Steigende Infektionszahlen und kältere Temperaturen: Viele Patientinnen und Patienten müssen aufgrund der aktuellen Corona-Pandemie oft vor den Arztpraxen warten, da die Wartezimmer zur Einhaltung der Hygienevorschriften nicht voll besetzt werden können.
Stefan Spieren, Hausarzt und Lehrbeauftragter der Universität Witten/Herdecke, erleichtert mit dem „Radio Wartezimmer“ den Praxisalltag für sein Team sowie für seine Patientinnen und Patienten.
Vor dem Arzttermin draußen in der Kälte warten und das im schlimmsten Fall bei schlechtem Wetter und langen Warteschlangen – während der Corona-Pandemie ist dies in vielen Praxen zur Normalität geworden. Für Stefan Spieren musste eine Lösung her, um seine Mitarbeitenden und seine Patientinnen und Patienten nicht noch mehr zu belasten.
Im Praxisalltag von Stefan Spieren werden Patientinnen und Patienten nun über eine Radiofrequenz anonym aufgerufen während sie zum Beispiel bequem im Auto warten können.
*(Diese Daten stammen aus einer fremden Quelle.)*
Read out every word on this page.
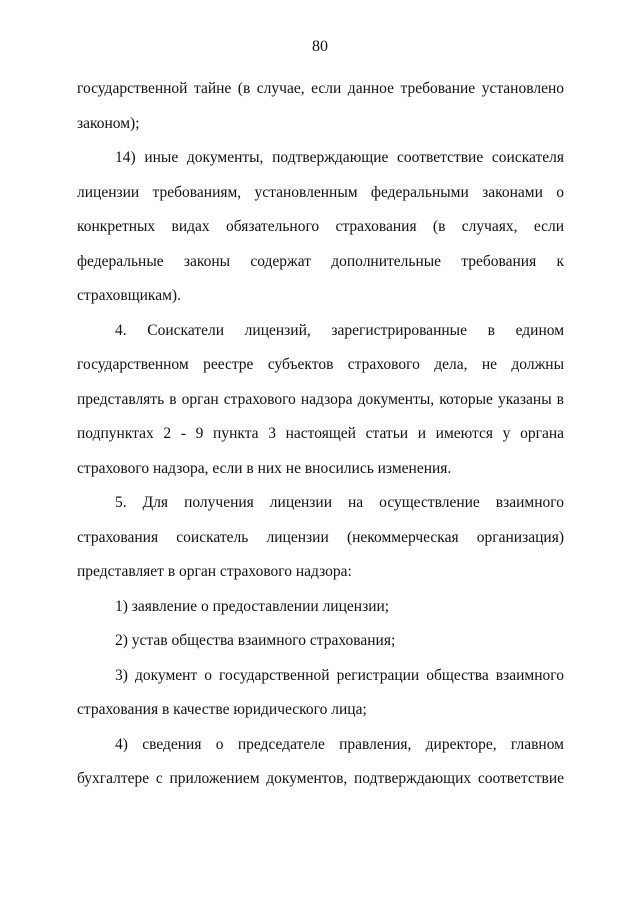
80

государственной тайне (в случае, если данное требование установлено законом);

14) иные документы, подтверждающие соответствие соискателя лицензии требованиям, установленным федеральными законами о конкретных видах обязательного страхования (в случаях, если федеральные законы содержат дополнительные требования к страховщикам).

4. Соискатели лицензий, зарегистрированные в едином государственном реестре субъектов страхового дела, не должны представлять в орган страхового надзора документы, которые указаны в подпунктах 2 - 9 пункта 3 настоящей статьи и имеются у органа страхового надзора, если в них не вносились изменения.

5. Для получения лицензии на осуществление взаимного страхования соискатель лицензии (некоммерческая организация) представляет в орган страхового надзора:

1) заявление о предоставлении лицензии;

2) устав общества взаимного страхования;

3) документ о государственной регистрации общества взаимного страхования в качестве юридического лица;

4) сведения о председателе правления, директоре, главном бухгалтере с приложением документов, подтверждающих соответствие
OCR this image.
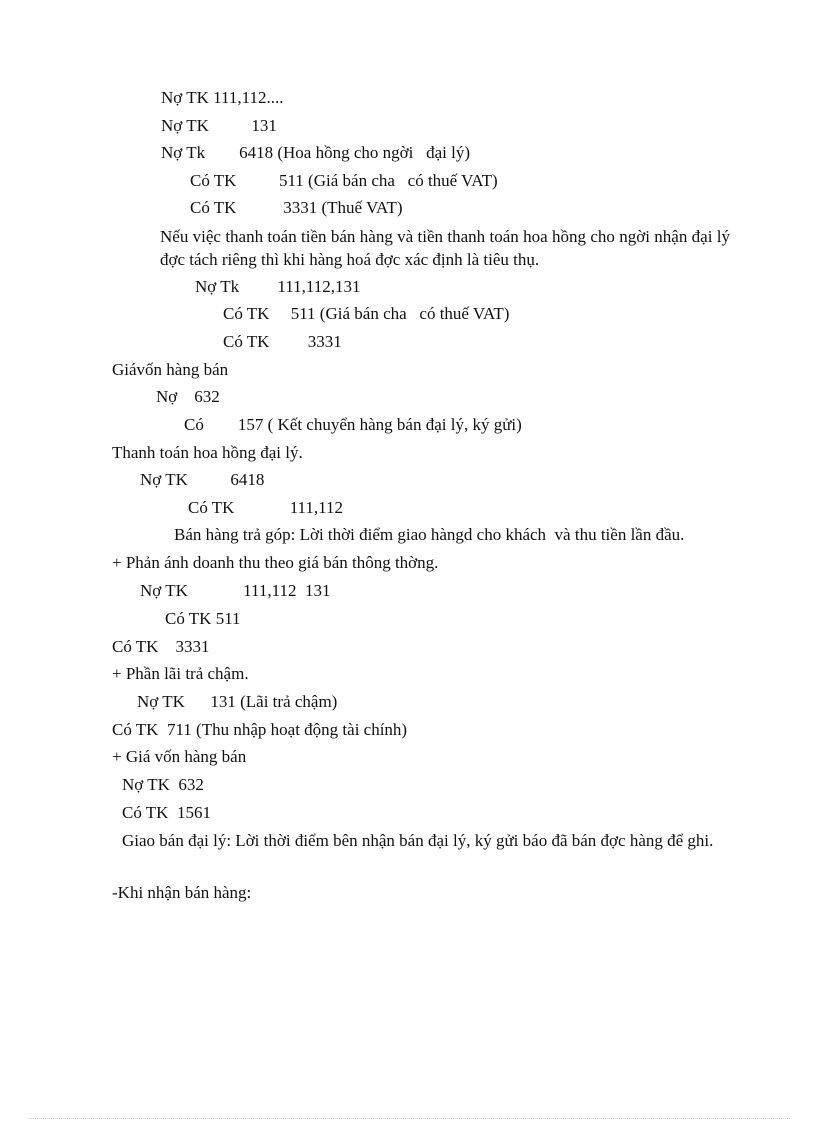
Nợ TK 111,112....

Nợ TK          131

Nợ Tk        6418 (Hoa hồng cho ngời   đại lý)

Có TK          511 (Giá bán cha   có thuế VAT)

Có TK           3331 (Thuế VAT)

Nếu việc thanh toán tiền bán hàng và tiền thanh toán hoa hồng cho ngời nhận đại lý đợc tách riêng thì khi hàng hoá đợc xác định là tiêu thụ.

Nợ Tk         111,112,131

Có TK     511 (Giá bán cha   có thuế VAT)

Có TK         3331

Giávốn hàng bán

Nợ    632

Có        157 ( Kết chuyển hàng bán đại lý, ký gửi)

Thanh toán hoa hồng đại lý.

Nợ TK          6418

Có TK             111,112

Bán hàng trả góp: Lời thời điểm giao hàngd cho khách  và thu tiền lần đầu.

+ Phản ánh doanh thu theo giá bán thông thờng.

Nợ TK             111,112  131

Có TK 511

Có TK    3331

+ Phần lãi trả chậm.

Nợ TK      131 (Lãi trả chậm)

Có TK  711 (Thu nhập hoạt động tài chính)

+ Giá vốn hàng bán

Nợ TK  632

Có TK  1561

Giao bán đại lý: Lời thời điểm bên nhận bán đại lý, ký gửi báo đã bán đợc hàng để ghi.

-Khi nhận bán hàng:
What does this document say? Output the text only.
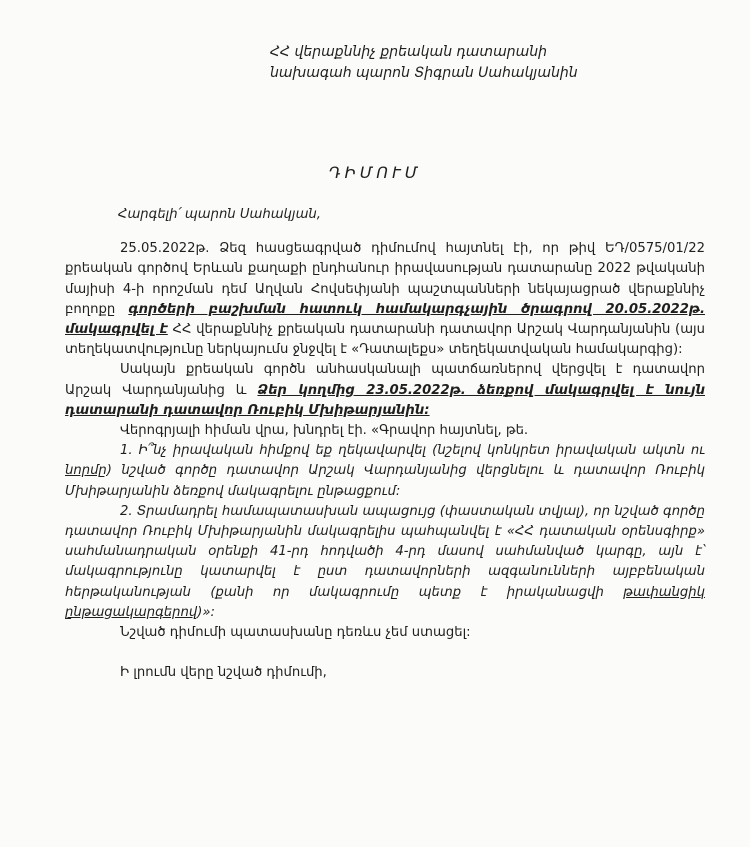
ՀՀ վերաքննիչ քրեական դատարանի
նախագահ պարոն Տիգրան Սահակյանին
ԴԻՄՈՒՄ

Հարգելի՛ պարոն Սահակյան,

25.05.2022թ. Ձեզ հասցեագրված դիմումով հայտնել էի, որ թիվ ԵԴ/0575/01/22 քրեական գործով Երևան քաղաքի ընդհանուր իրավասության դատարանը 2022 թվականի մայիսի 4-ի որոշման դեմ Աղվան Հովսեփյանի պաշտպանների նեկայացրած վերաքննիչ բողոքը գործերի բաշխման հատուկ համակարգչային ծրագրով 20.05.2022թ. մակագրվել է ՀՀ վերաքննիչ քրեական դատարանի դատավոր Արշակ Վարդանյանին (այս տեղեկատվությունը ներկայումս ջնջվել է «Դատալեքս» տեղեկատվական համակարգից):

Սակայն քրեական գործն անհասկանալի պատճառներով վերցվել է դատավոր Արշակ Վարդանյանից և Ձեր կողմից 23.05.2022թ. ձեռքով մակագրվել է նույն դատարանի դատավոր Ռուբիկ Մխիթարյանին:

Վերոգրյալի հիման վրա, խնդրել էի. «Գրավոր հայտնել, թե.

1. Ի՞նչ իրավական հիմքով եք ղեկավարվել (նշելով կոնկրետ իրավական ակտն ու նորմը) նշված գործը դատավոր Արշակ Վարդանյանից վերցնելու և դատավոր Ռուբիկ Մխիթարյանին ձեռքով մակագրելու ընթացքում:

2. Տրամադրել համապատասխան ապացույց (փաստական տվյալ), որ նշված գործը դատավոր Ռուբիկ Մխիթարյանին մակագրելիս պահպանվել է «ՀՀ դատական օրենսգիրք» սահմանադրական օրենքի 41-րդ հոդվածի 4-րդ մասով սահմանված կարգը, այն է՝ մակագրությունը կատարվել է ըստ դատավորների ազգանունների այբբենական հերթականության (քանի որ մակագրումը պետք է իրականացվի թափանցիկ ընթացակարգերով)»:

Նշված դիմումի պատասխանը դեռևս չեմ ստացել:

Ի լրումն վերը նշված դիմումի,
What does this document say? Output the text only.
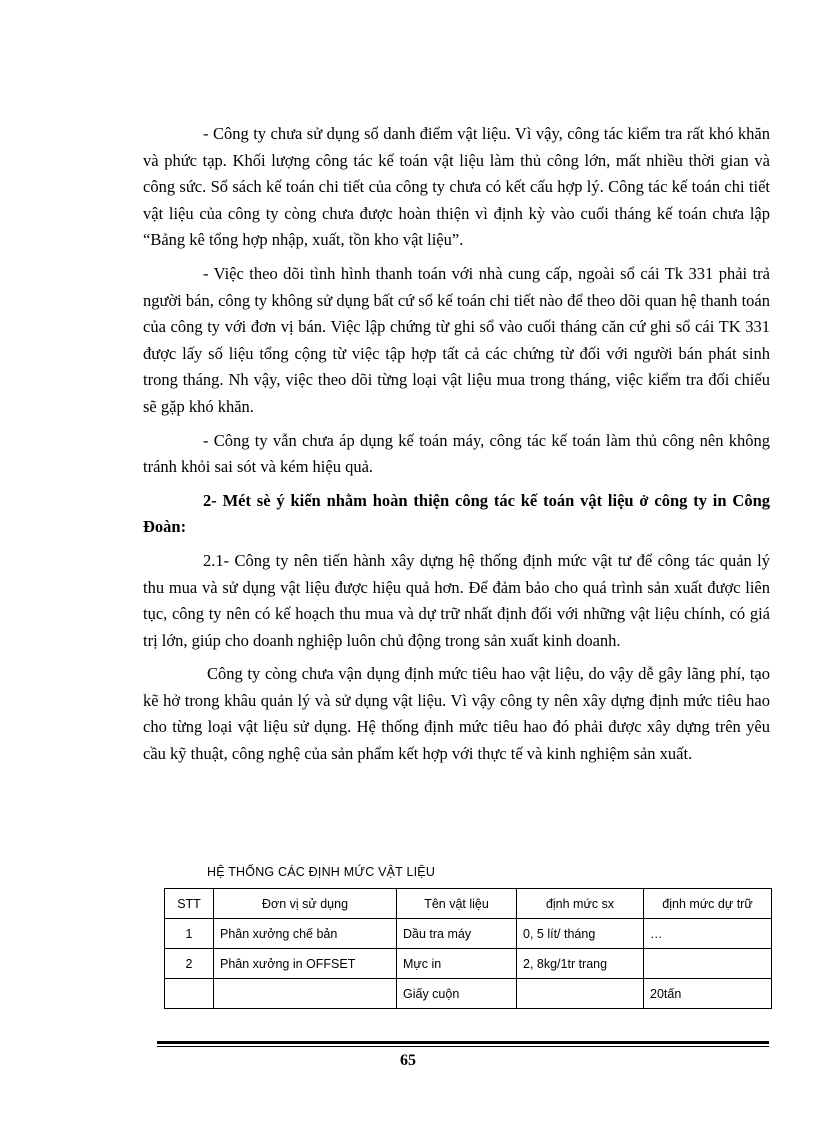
- Công ty chưa sử dụng sổ danh điểm vật liệu. Vì vậy, công tác kiểm tra rất khó khăn và phức tạp. Khối lượng công tác kế toán vật liệu làm thủ công lớn, mất nhiều thời gian và công sức. Sổ sách kế toán chi tiết của công ty chưa có kết cấu hợp lý. Công tác kế toán chi tiết vật liệu của công ty còng chưa được hoàn thiện vì định kỳ vào cuối tháng kế toán chưa lập “Bảng kê tổng hợp nhập, xuất, tồn kho vật liệu”.

- Việc theo dõi tình hình thanh toán với nhà cung cấp, ngoài sổ cái Tk 331 phải trả người bán, công ty không sử dụng bất cứ sổ kế toán chi tiết nào để theo dõi quan hệ thanh toán của công ty với đơn vị bán. Việc lập chứng từ ghi sổ vào cuối tháng căn cứ ghi sổ cái TK 331 được lấy số liệu tổng cộng từ việc tập hợp tất cả các chứng từ đối với người bán phát sinh trong tháng. Nh vậy, việc theo dõi từng loại vật liệu mua trong tháng, việc kiểm tra đối chiếu sẽ gặp khó khăn.

- Công ty vẫn chưa áp dụng kế toán máy, công tác kế toán làm thủ công nên không tránh khỏi sai sót và kém hiệu quả.

2- Mét sè ý kiến nhằm hoàn thiện công tác kế toán vật liệu ở công ty in Công Đoàn:

2.1- Công ty nên tiến hành xây dựng hệ thống định mức vật tư để công tác quản lý thu mua và sử dụng vật liệu được hiệu quả hơn. Để đảm bảo cho quá trình sản xuất được liên tục, công ty nên có kế hoạch thu mua và dự trữ nhất định đối với những vật liệu chính, có giá trị lớn, giúp cho doanh nghiệp luôn chủ động trong sản xuất kinh doanh.

Công ty còng chưa vận dụng định mức tiêu hao vật liệu, do vậy dễ gây lãng phí, tạo kẽ hở trong khâu quản lý và sử dụng vật liệu. Vì vậy công ty nên xây dựng định mức tiêu hao cho từng loại vật liệu sử dụng. Hệ thống định mức tiêu hao đó phải được xây dựng trên yêu cầu kỹ thuật, công nghệ của sản phẩm kết hợp với thực tế và kinh nghiệm sản xuất.

HỆ THỐNG CÁC ĐỊNH MỨC VẬT LIỆU
STT	Đơn vị sử dụng	Tên vật liệu	định mức sx	định mức dự trữ
1	Phân xưởng chế bản	Dầu tra máy	0, 5 lít/ tháng	…
2	Phân xưởng in OFFSET	Mực in	2, 8kg/1tr trang	
		Giấy cuộn		20tấn
65
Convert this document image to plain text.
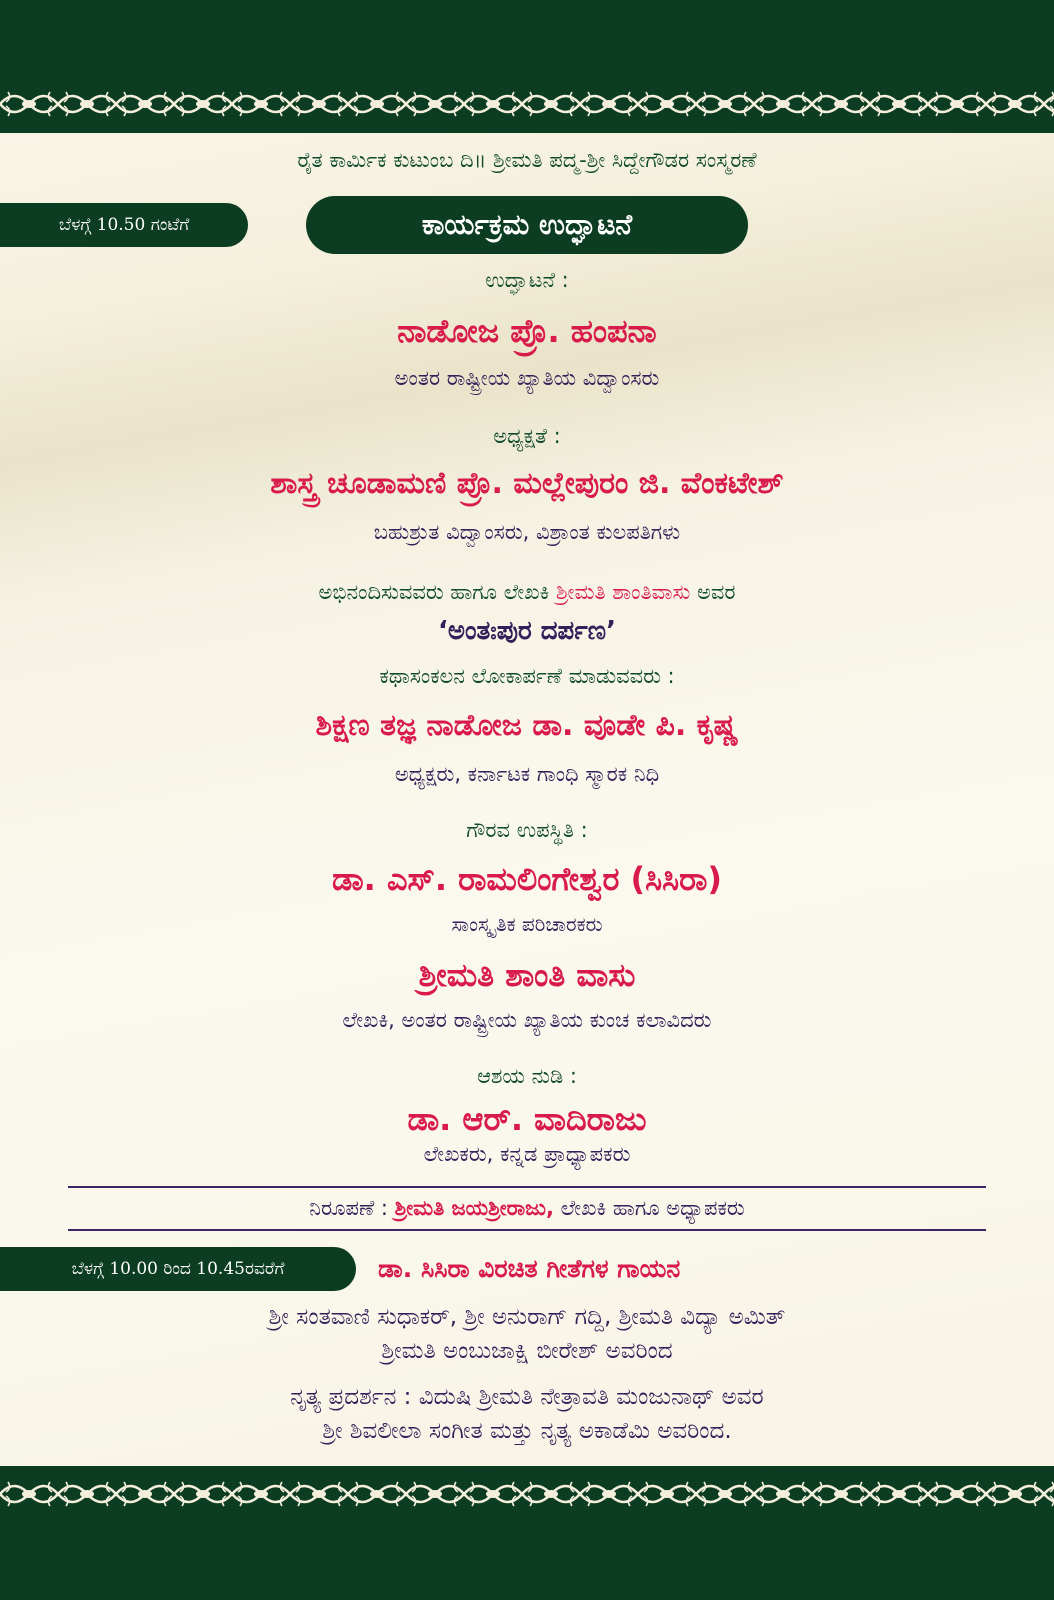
ರೈತ ಕಾರ್ಮಿಕ ಕುಟುಂಬ ದಿ॥ ಶ್ರೀಮತಿ ಪದ್ಮ-ಶ್ರೀ ಸಿದ್ದೇಗೌಡರ ಸಂಸ್ಮರಣೆ
ಬೆಳಗ್ಗೆ 10.50 ಗಂಟೆಗೆ	ಕಾರ್ಯಕ್ರಮ ಉದ್ಘಾಟನೆ
ಉದ್ಘಾಟನೆ :
ನಾಡೋಜ ಪ್ರೊ. ಹಂಪನಾ
ಅಂತರ ರಾಷ್ಟ್ರೀಯ ಖ್ಯಾತಿಯ ವಿದ್ವಾಂಸರು
ಅಧ್ಯಕ್ಷತೆ :
ಶಾಸ್ತ್ರ ಚೂಡಾಮಣಿ ಪ್ರೊ. ಮಲ್ಲೇಪುರಂ ಜಿ. ವೆಂಕಟೇಶ್
ಬಹುಶ್ರುತ ವಿದ್ವಾಂಸರು, ವಿಶ್ರಾಂತ ಕುಲಪತಿಗಳು
ಅಭಿನಂದಿಸುವವರು ಹಾಗೂ ಲೇಖಕಿ ಶ್ರೀಮತಿ ಶಾಂತಿವಾಸು ಅವರ
‘ಅಂತಃಪುರ ದರ್ಪಣ’
ಕಥಾಸಂಕಲನ ಲೋಕಾರ್ಪಣೆ ಮಾಡುವವರು :
ಶಿಕ್ಷಣ ತಜ್ಞ ನಾಡೋಜ ಡಾ. ವೂಡೇ ಪಿ. ಕೃಷ್ಣ
ಅಧ್ಯಕ್ಷರು, ಕರ್ನಾಟಕ ಗಾಂಧಿ ಸ್ಮಾರಕ ನಿಧಿ
ಗೌರವ ಉಪಸ್ಥಿತಿ :
ಡಾ. ಎಸ್. ರಾಮಲಿಂಗೇಶ್ವರ (ಸಿಸಿರಾ)
ಸಾಂಸ್ಕೃತಿಕ ಪರಿಚಾರಕರು
ಶ್ರೀಮತಿ ಶಾಂತಿ ವಾಸು
ಲೇಖಕಿ, ಅಂತರ ರಾಷ್ಟ್ರೀಯ ಖ್ಯಾತಿಯ ಕುಂಚ ಕಲಾವಿದರು
ಆಶಯ ನುಡಿ :
ಡಾ. ಆರ್. ವಾದಿರಾಜು
ಲೇಖಕರು, ಕನ್ನಡ ಪ್ರಾಧ್ಯಾಪಕರು
ನಿರೂಪಣೆ : ಶ್ರೀಮತಿ ಜಯಶ್ರೀರಾಜು, ಲೇಖಕಿ ಹಾಗೂ ಅಧ್ಯಾಪಕರು
ಬೆಳಗ್ಗೆ 10.00 ರಿಂದ 10.45ರವರೆಗೆ	ಡಾ. ಸಿಸಿರಾ ವಿರಚಿತ ಗೀತೆಗಳ ಗಾಯನ
ಶ್ರೀ ಸಂತವಾಣಿ ಸುಧಾಕರ್, ಶ್ರೀ ಅನುರಾಗ್ ಗದ್ದಿ, ಶ್ರೀಮತಿ ವಿದ್ಯಾ ಅಮಿತ್
ಶ್ರೀಮತಿ ಅಂಬುಜಾಕ್ಷಿ ಬೀರೇಶ್ ಅವರಿಂದ
ನೃತ್ಯ ಪ್ರದರ್ಶನ : ವಿದುಷಿ ಶ್ರೀಮತಿ ನೇತ್ರಾವತಿ ಮಂಜುನಾಥ್ ಅವರ
ಶ್ರೀ ಶಿವಲೀಲಾ ಸಂಗೀತ ಮತ್ತು ನೃತ್ಯ ಅಕಾಡೆಮಿ ಅವರಿಂದ.
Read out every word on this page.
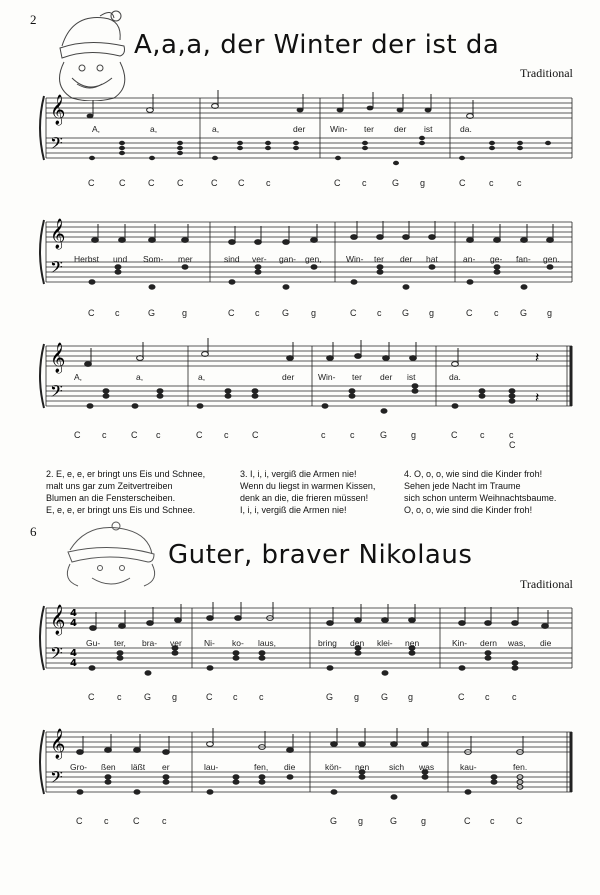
2
A,a,a, der Winter der ist da
Traditional
𝄞
𝄢
A,	a,	a,	der	Win- ter der ist	da.
C	C	C	C	C C c	C c	G g	C	c	c
𝄞
𝄢 Herbst und Som- mer	sind ver- gan- gen,	Win- ter der hat	an- ge- fan- gen.
C c	G	g	C c	G g	C c G g	C c G g
𝄞
𝄢
𝄽
𝄽
A,	a,	a,	der	Win- ter der ist	da.
C c	C c	C c	C	c	c	G	g	C	c	c
C
2. E, e, e, er bringt uns Eis und Schnee,
malt uns gar zum Zeitvertreiben
Blumen an die Fensterscheiben.
E, e, e, er bringt uns Eis und Schnee.
3. I, i, i, vergiß die Armen nie!
Wenn du liegst in warmen Kissen,
denk an die, die frieren müssen!
I, i, i, vergiß die Armen nie!
4. O, o, o, wie sind die Kinder froh!
Sehen jede Nacht im Traume
sich schon unterm Weihnachtsbaume.
O, o, o, wie sind die Kinder froh!
6
Guter, braver Nikolaus
Traditional
𝄞
𝄢
4
4
4
4
Gu- ter, bra- ver	Ni- ko- laus,	bring den klei- nen	Kin- dern was, die
C	c	G g	C c c	G g G g	C c	c
𝄞
𝄢 Gro- ßen läßt er	lau-	fen, die	kön- nen sich was	kau-	fen.
C c	C	c	G g	G	g	C c C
Ein befreundeter Medizintechniker des Hausarztes half ihm bei der Installation des eigenen Minisenders: Dafür wird ein kleiner FM-Transmitter benötigt, der z.B. auch für die Übertragung eines Audiosignals vom Handy zum Autoradio verwendet wird. Anschließend wird dieser mit einem Mischpult und der Telefonanlage gekoppelt, schon ist der eigene „Radiosender“ einsatzbereit. Auf der Frequenz der Arztpraxis Spieren läuft eine Standardansage, welche die Termine der Patienten und Patientinnen aufruft, genannt wird die Uhrzeit, selbstverständlich nicht der Name.
Die Bedienung ist geregelt wie beim Autokino. UKW ist besonders auch bei den älteren Menschen bekannt, was einen zusätzlichen Pluspunkt darstellt. Ein weiterer Vorteil: Die reduzierten Kontakte zum Praxispersonal. Das Ganze birgt einen Kostenaufwand von ca. 50 Euro und ist demnach sicher auch für andere Praxen interessant.
„Der Sender reicht nur wenige Meter weit, das sollte bei der Anschaffung bedacht werden. Die Idee ist also gut geeignet für Ärztinnen und Ärzte im ländlichen Bereich, oder für diejenigen, die Parkplätze direkt vor der Praxis haben“, merkt Spieren an. Als Alternative gäbe es das Patienten-Rufsystem, welches vielen aus Restaurants bekannt ist. Dieses System hat jedoch den Nachteil, dass der Patient oder die Patientin vorher das Praxispersonal kontaktieren, den Summer abholen und danach wieder zurückbringen muss. Hinzu kommt das Desinfizieren des Kontaktgeräts.
„Es gäbe natürlich noch die Möglichkeit, die Patienten anzurufen oder per SMS zu kontaktieren, jedoch belaste ich auch dadurch das Praxispersonal mit Mehrarbeit. Die eigene Frequenz ist für uns deshalb die optimale Lösung. Zusätzlich haben die Patienten aber natürlich auch die Möglichkeit sich online ins Wartezimmer zu setzen“. Digitale Tools kommen in der Praxis bereits seit Jahren zum Einsatz und schaffen Freiraum für Patientengespräche.
Ergänzung vom 14.12.2020
Es handelt sich bei Radio Wartezimmer nicht um einen „UKW-Minisender“, der mit 50 Nanowatt nur wenige Meter weit reicht, sondern um „UKW-Grundstücksfunk„, der eine Einzelzuteilung bei der Bundesnetzagentur (BNetzA) erforderlich macht. Die Kosten betragen einmalig 450 Euro, die Sendeleistung ist in der Regel auf 50 mW beschränkt. Die BNetzA holt das Einverständnis der Landesmedienanstalt ein. Bei einem Einrichtungsrundfunk ist die Einzelzuteilung der BNetzA und medienrechtliche Zulassung der Landesmedienanstalt mit vorgelagerter Bedarfsanmeldung erforderlich. Die Sendeleistung nicht höher, als zur Versorgung der „Einrichtung“ erforderlich. Das kann bei Einbeziehung von Außenstandorten auch schon mal ein ganzes Stadtgebiet sein, je nach dem, wie großzügig die jeweilige Landesmedienanstalt das sieht.